Белый морок. Голубой берег — страница 31 из 112

 — Чем могу служить заезжему пану?

— Мой «опель»… — указал глазами на помятое заднее крыло и оторванный глушитель, — Бил малый аварий… Надо — ремонт, надо — карош мастер. Ферштейн?

— Я-то ферштейн, только где же в этой глуши найти хорошего мастера? — кисло улыбнувшись, беспомощно развел руками староста. — У нас в селе даже печника подходящего нет…

— А бляхнер?.. Тот, кто делайт крыша… — деликатно подсказал ему ответ Ксендз. — Ну, бляхнер, жестянщик?

— Нет и таких, — отрицательно покачал головой староста. — Мы все здесь, можно сказать, гречкосеи, к металлу не способны… Вы лучше в Малин поезжайте, там непременно найдете хороших мастеров. Тут недалеко…

«Вот черти б его побрали, он спроваживает меня в Малин! Не помнит о Вухнале или умышленно не хочет помочь?..»

— Мне нужен бляхнер-мастер! — гаркнул Ксендз. — Даю айн час поиск… Не будет мастер — вон там будет твой голова! — И выразительно ткнул пальцем в телеграфный столб.

Такой тон подействовал на старосту. Он долго морщил нос, чесал пальцами затылок, потом промямлил:

— Может, разве Антона прислать… Он хотя и самоучка, но если нет лучшего… Палазя, а сбегай-ка, голубушка, к паяльщику, скажи, чтобы он поскорее пришел сюда с инструментом. Да не мешкай, дитя мое! Сама ведь все слышала…

И снова затрепетала под ветром полотняная, окрашенная в неопределенный фиолетовый цвет юбчонка босоногой Палази. И снова прохаживался туда-сюда маятником Ксендз по выгоревшему уличному спорышу, будто убаюкивая тяжелую усталость после бессонных ночей. А поодаль с непокрытой головой горбился кособокий ворсовский староста, явно проклиная мысленно этого залетного черномундирника. Лишь примерно через полчаса замаячила наконец среди кукурузных стеблей за избушками знакомая высокая фигура Вухналя.

«Как отреагирует он на мое появление здесь да еще в эсэсовском мундире? — стремился предвидеть Ксендз. — Не выдаст ли себя и меня?» И он, чтобы избавиться от нежелательных свидетелей их встречи, попросил старосту немедленно раздобыть кувшин молока. Только кривобокий и не думал сразу выполнять его просьбу:

— Будет вам, пан офицер, и молоко, и к молоку. Но разрешите сначала приказ Антону отдать. Я же здесь, можно сказать, и перед богом, и перед властями за всех в ответе… Эгей, Антон, а ну-ка пошевели скорее своими клешнями! Видишь же, пан офицер ждут. Им подсобить с ремонтом машины надо…
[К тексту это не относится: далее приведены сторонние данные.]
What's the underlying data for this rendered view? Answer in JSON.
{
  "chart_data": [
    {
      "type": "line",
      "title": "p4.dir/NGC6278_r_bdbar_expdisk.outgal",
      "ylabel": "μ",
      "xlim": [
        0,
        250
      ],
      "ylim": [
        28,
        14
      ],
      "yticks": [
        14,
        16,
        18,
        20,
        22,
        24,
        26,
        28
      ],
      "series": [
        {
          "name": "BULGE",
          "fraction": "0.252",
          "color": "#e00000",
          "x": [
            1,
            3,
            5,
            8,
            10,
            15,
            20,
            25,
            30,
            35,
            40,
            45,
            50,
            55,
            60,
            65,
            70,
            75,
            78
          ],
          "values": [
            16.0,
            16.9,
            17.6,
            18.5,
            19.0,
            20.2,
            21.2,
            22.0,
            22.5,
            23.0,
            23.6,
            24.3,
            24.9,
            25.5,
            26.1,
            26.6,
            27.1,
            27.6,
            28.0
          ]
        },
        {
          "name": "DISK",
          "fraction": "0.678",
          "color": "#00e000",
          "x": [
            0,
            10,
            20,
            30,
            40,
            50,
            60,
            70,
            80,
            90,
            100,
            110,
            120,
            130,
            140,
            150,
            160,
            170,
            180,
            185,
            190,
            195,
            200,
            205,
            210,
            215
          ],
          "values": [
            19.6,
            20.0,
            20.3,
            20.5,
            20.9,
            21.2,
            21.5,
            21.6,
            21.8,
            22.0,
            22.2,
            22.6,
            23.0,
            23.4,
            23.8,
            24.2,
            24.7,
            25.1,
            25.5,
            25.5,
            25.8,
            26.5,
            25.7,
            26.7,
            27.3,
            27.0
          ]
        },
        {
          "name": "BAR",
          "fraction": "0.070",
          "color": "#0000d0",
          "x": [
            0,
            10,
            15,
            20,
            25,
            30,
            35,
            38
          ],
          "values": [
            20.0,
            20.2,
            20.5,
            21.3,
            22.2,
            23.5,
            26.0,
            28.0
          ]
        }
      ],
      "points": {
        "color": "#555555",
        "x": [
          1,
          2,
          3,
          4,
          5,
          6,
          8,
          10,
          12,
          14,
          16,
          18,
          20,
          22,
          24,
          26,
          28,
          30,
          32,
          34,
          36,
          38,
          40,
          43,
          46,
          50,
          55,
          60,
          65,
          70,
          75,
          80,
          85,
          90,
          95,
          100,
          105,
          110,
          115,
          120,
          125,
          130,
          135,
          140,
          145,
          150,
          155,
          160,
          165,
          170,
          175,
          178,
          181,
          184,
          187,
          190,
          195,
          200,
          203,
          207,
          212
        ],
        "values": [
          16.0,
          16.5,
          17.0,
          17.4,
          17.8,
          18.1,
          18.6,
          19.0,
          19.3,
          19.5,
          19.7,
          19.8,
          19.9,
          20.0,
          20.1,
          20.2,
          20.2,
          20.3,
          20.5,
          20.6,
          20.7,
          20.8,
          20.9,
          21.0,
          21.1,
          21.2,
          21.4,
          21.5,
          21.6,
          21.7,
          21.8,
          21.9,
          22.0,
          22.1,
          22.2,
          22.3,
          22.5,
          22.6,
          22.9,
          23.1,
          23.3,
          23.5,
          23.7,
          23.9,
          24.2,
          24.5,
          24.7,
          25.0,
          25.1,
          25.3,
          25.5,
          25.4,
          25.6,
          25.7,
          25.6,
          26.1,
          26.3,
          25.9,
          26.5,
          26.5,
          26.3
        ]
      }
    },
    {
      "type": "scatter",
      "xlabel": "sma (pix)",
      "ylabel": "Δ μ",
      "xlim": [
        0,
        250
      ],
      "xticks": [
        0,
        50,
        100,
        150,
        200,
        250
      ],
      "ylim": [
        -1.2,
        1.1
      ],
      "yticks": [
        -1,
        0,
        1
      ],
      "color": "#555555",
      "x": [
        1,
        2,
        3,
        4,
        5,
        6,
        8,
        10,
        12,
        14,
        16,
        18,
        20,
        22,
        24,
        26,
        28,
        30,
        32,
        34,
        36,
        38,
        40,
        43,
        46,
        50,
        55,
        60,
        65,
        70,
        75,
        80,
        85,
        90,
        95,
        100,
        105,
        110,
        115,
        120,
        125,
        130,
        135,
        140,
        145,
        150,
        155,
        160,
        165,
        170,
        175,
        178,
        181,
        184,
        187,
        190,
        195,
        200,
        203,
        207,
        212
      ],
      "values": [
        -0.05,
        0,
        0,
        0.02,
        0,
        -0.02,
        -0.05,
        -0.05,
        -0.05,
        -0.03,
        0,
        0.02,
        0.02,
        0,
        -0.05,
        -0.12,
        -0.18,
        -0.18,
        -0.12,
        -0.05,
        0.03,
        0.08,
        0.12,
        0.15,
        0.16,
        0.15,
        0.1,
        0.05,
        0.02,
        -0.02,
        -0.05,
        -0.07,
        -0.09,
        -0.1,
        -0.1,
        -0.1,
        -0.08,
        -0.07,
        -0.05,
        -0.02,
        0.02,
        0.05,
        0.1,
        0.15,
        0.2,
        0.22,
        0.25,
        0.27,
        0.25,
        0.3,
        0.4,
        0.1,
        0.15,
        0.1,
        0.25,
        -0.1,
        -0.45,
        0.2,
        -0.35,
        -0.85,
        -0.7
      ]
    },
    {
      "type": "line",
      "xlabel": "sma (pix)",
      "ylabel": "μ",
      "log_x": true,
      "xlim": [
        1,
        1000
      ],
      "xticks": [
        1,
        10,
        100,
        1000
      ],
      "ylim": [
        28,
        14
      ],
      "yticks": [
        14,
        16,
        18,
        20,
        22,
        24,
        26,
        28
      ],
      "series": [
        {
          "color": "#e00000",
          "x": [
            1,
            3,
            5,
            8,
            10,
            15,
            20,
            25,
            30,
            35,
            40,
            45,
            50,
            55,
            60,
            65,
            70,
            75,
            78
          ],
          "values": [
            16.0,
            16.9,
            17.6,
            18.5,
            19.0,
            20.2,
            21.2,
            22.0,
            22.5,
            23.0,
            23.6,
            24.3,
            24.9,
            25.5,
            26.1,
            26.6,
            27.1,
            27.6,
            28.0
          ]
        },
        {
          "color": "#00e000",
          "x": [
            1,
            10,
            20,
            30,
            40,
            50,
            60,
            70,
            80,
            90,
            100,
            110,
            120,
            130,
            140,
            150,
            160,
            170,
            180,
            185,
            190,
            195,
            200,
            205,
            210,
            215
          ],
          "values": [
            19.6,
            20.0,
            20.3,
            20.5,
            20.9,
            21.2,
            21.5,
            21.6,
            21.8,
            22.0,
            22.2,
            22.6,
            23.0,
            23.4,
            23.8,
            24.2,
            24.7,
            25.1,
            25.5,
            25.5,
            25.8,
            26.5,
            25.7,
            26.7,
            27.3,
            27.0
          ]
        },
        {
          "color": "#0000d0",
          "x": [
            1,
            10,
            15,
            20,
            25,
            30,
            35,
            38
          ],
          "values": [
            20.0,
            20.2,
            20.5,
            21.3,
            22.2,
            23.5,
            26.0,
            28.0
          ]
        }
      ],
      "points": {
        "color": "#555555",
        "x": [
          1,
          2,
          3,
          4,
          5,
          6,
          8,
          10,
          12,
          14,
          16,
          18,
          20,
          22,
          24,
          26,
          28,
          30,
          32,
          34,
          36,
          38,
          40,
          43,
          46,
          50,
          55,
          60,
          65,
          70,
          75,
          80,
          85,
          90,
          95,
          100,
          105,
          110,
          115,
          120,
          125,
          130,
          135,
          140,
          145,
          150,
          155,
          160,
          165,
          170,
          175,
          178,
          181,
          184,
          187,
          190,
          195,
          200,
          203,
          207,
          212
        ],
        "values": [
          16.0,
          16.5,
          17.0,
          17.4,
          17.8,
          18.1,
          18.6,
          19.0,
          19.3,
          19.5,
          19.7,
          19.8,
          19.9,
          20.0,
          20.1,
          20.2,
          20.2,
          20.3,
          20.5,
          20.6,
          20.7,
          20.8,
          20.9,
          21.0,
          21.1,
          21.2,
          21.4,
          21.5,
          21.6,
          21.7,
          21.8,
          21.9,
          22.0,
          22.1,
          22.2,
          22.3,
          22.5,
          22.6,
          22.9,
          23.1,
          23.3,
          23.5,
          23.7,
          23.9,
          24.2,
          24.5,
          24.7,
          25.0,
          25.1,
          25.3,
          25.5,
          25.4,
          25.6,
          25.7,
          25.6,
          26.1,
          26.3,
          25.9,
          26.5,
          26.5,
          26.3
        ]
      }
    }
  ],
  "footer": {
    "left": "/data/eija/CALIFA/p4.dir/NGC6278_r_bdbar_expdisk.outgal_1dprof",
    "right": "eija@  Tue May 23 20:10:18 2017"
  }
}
— Я заплачу, корошо заплачу, рейхсмаркен. Надо только работа — гут, гут унд шнеллер. Я отшень, отшень спешил! — подал голос и Ксендз, чтобы Вухналь своевременно узнал его.

Тот и в самом деле узнал его сразу. От неожиданности вздрогнул, напрягся весь, но тут же овладел собой и спокойно, слишком спокойно промолвил:

— Если пан офицер так уж спешат, нужно было бы подкатить к моему двору. А то ведь зря пропало столько времени…

— Не разглагольствовал бы, а лучше за дело принимался! — прикрикнул на него староста. — Запомни: отремонтировать машину нужно так, чтобы мне не пришлось краснеть перед паном офицером потом. Ясно?

Кряхтя, Антон опустился на корточки возле заднего колеса, долго присматривался, принюхивался к оборванному глушителю, ощупывал жесткими пальцами вмятину на подкрылке и наконец объявил:

— Дело нехитрое, отремонтировать машину можно, но не среди дороги. Глушитель только в мастерской могу подпаять.

«Ну и молодчина же! Все понял и хорошо отшивает этого выродка, чтобы нам остаться с глазу на глаз», — мысленно похвалил Вухналя Витольд Станиславович. Но для приличия вопросительно взглянул на старосту, мол, ехать с этим мастером или нет.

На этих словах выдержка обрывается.